Do you believe AWS has such a unbelievable service call “Import/Export“. Literally, it is a service that requires the customers to “MAIL” the storage device (USB, disk…) to AWS, Yes, you heard me, without using the modern network cable.
Actually, there are so many interesting conversations around comparing sending data via cable versus other channels. Here is an interesting post from BBC technology, where:
Ten USB key-laden pigeons were released from a Yorkshire farm at the same time a five-minute video upload was begun.
An hour and a quarter later, the pigeons had reached their destination in Skegness 120km away, while only 24% of a 300MB file had uploaded.
Also, that pigeon was not alone while several other experiments have also been conducted.
Last year a similar experiment in Durban, South Africa saw Winston the pigeon take two hours to finish a 96km journey. In the same time just 4% of a 4GB file had downloaded.
Now, lets do a simple calculation.
The internet speed is usually tied to the ISP(Internet Service Provider) and the network hardware. AWS SDK contains some softwares that can run uploading in multithreading mode where the upload speed could be increased to a different order of magnitude.
I tested downloading a 1.8G file from S3 to my local and it took about 5 minutes to accomplish. The average speed is about 7Mps. If we assume the download speed is 10 Mps. And you have 10 TB file that you need to move from your datacenter to S3. Theoretically, it will take (10 T * 1000G/T * 1000 M/G) / (10 M/sec * 60 sec/min * 60 min/h * 24 h/d ), in another way, it will take 12 days nonstopable to send 10TB data to S3 using the AWS command line console. In that way, copy your data to some sort of portable drives directly. And then just go to UPS and send a package to AWS. It will take about USD200- based on a rough estimation from the AWS cost calculator.
12 days (Tradition Uploading) = USD200 + 2 days (AWS Import/Export)
Not bad, Not bad 🙂
I know that your data size and your internet speed might be different due to all kinds of reasons. Here is a quick rule of thumb to estimate if AWS Import/Export is even a choice you should consider.
The turn around to use AWS is 2 days (1 day to burn USB&ship and another day for AWS to load data).
Say your download/upload speed is S Mps, and the total size of dataset is D T.
D * 1000,000 / S = 2 * (24 * 60 * 60 )
To quickly estimate the total download time in days. An estimation is:
D / S * (1000,000/(24* 60 * 60)) = 11.6D/S ~ 10D/S.
In that way, say my internet speed is 7Mps, and the data I am going to load is 2 TB.

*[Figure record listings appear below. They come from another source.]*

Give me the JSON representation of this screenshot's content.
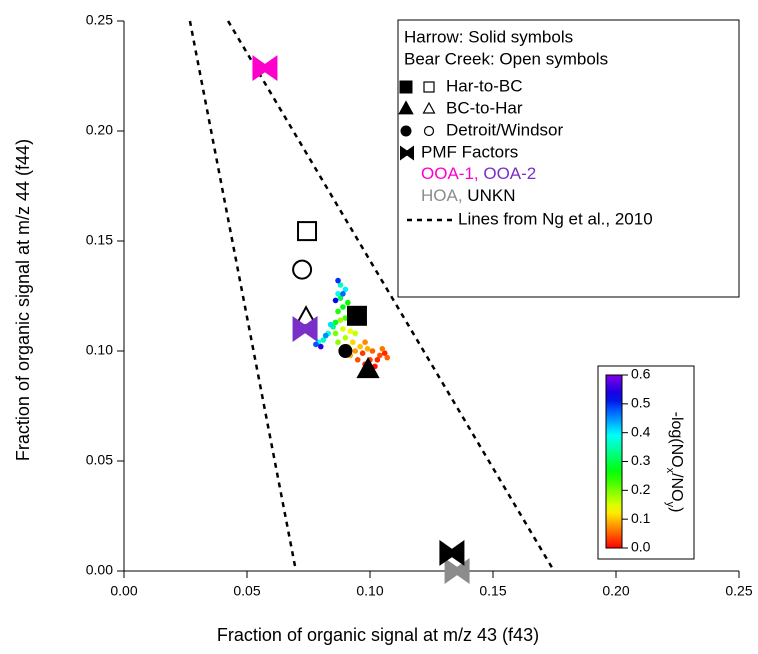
{
  "chart_data": {
    "type": "scatter",
    "xlabel": "Fraction of organic signal at m/z 43 (f43)",
    "ylabel": "Fraction of organic signal at m/z 44 (f44)",
    "xlim": [
      0,
      0.25
    ],
    "ylim": [
      0,
      0.25
    ],
    "xticks": [
      {
        "value": 0,
        "label": "0.00"
      },
      0.05,
      {
        "value": 0.1,
        "label": "0.10"
      },
      0.15,
      {
        "value": 0.2,
        "label": "0.20"
      },
      0.25
    ],
    "yticks": [
      {
        "value": 0,
        "label": "0.00"
      },
      0.05,
      {
        "value": 0.1,
        "label": "0.10"
      },
      0.15,
      {
        "value": 0.2,
        "label": "0.20"
      },
      0.25
    ],
    "legend_header": [
      "Harrow: Solid symbols",
      "Bear Creek: Open symbols"
    ],
    "legend_separator": ", ",
    "series": [
      {
        "name": "Har-to-BC",
        "marker": "square",
        "color": "#000000",
        "x": [
          0.0947,
          0.0744
        ],
        "values": [
          0.116,
          0.1545
        ],
        "filled": [
          true,
          false
        ]
      },
      {
        "name": "BC-to-Har",
        "marker": "triangle",
        "color": "#000000",
        "x": [
          0.0992,
          0.074
        ],
        "values": [
          0.0914,
          0.115
        ],
        "filled": [
          true,
          false
        ]
      },
      {
        "name": "Detroit/Windsor",
        "marker": "circle",
        "color": "#000000",
        "x": [
          0.09,
          0.0724
        ],
        "values": [
          0.1,
          0.137
        ],
        "filled": [
          true,
          false
        ]
      }
    ],
    "pmf": {
      "name": "PMF Factors",
      "marker": "bowtie",
      "color": "#000000",
      "point_names": [
        "OOA-1",
        "OOA-2",
        "HOA",
        "UNKN"
      ],
      "point_colors": [
        "#ff00cc",
        "#7a2fc8",
        "#8c8c8c",
        "#000000"
      ],
      "x": [
        0.0573,
        0.0736,
        0.1354,
        0.1333
      ],
      "values": [
        0.2286,
        0.11,
        0,
        0.0082
      ]
    },
    "reference_lines": {
      "name": "Lines from Ng et al., 2010",
      "lines": [
        {
          "x": [
            0.0268,
            0.0699
          ],
          "values": [
            0.25,
            0
          ]
        },
        {
          "x": [
            0.0423,
            0.1748
          ],
          "values": [
            0.25,
            0
          ]
        }
      ]
    },
    "colored_points": {
      "x": [
        0.098,
        0.1,
        0.102,
        0.104,
        0.106,
        0.101,
        0.097,
        0.099,
        0.103,
        0.095,
        0.1,
        0.094,
        0.096,
        0.092,
        0.098,
        0.105,
        0.093,
        0.107,
        0.091,
        0.099,
        0.089,
        0.09,
        0.092,
        0.088,
        0.094,
        0.087,
        0.086,
        0.087,
        0.089,
        0.088,
        0.09,
        0.086,
        0.091,
        0.085,
        0.087,
        0.09,
        0.083,
        0.081,
        0.079,
        0.084,
        0.088,
        0.087,
        0.089,
        0.078,
        0.082,
        0.086,
        0.08
      ],
      "values": [
        0.094,
        0.096,
        0.093,
        0.098,
        0.099,
        0.1,
        0.099,
        0.092,
        0.096,
        0.096,
        0.09,
        0.1,
        0.102,
        0.098,
        0.104,
        0.101,
        0.104,
        0.097,
        0.102,
        0.101,
        0.11,
        0.106,
        0.109,
        0.114,
        0.108,
        0.104,
        0.108,
        0.118,
        0.12,
        0.124,
        0.115,
        0.113,
        0.122,
        0.111,
        0.126,
        0.128,
        0.108,
        0.105,
        0.104,
        0.112,
        0.13,
        0.132,
        0.126,
        0.103,
        0.107,
        0.123,
        0.102
      ],
      "z": [
        0.02,
        0.03,
        0.01,
        0.04,
        0.02,
        0.05,
        0.03,
        0,
        0.02,
        0.04,
        0.03,
        0.08,
        0.1,
        0.09,
        0.07,
        0.06,
        0.11,
        0.05,
        0.12,
        0.09,
        0.15,
        0.17,
        0.14,
        0.18,
        0.16,
        0.19,
        0.2,
        0.25,
        0.27,
        0.3,
        0.23,
        0.28,
        0.26,
        0.32,
        0.38,
        0.4,
        0.37,
        0.36,
        0.39,
        0.41,
        0.36,
        0.5,
        0.47,
        0.48,
        0.45,
        0.52,
        0.55
      ]
    },
    "colorbar": {
      "zlim": [
        0,
        0.6
      ],
      "ticks": [
        {
          "value": 0,
          "label": "0.0"
        },
        0.1,
        0.2,
        0.3,
        0.4,
        0.5,
        0.6
      ],
      "label_parts": [
        "-log(NO",
        "x",
        "/NO",
        "y",
        ")"
      ]
    }
  }
}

In that way I can quickly estimate that 10D/S=10 * 2 / 7 = 3 d, which I might need to think about using AWS import/export. But if my boss told me “dude, you need to load this 10TB data quickly to the S3”. Then I scratch on the back of the napkin that it will take 10 * 10 / 7 ~ 14 days… then I will just ask for 2 hundred bills and walk straight to UPS.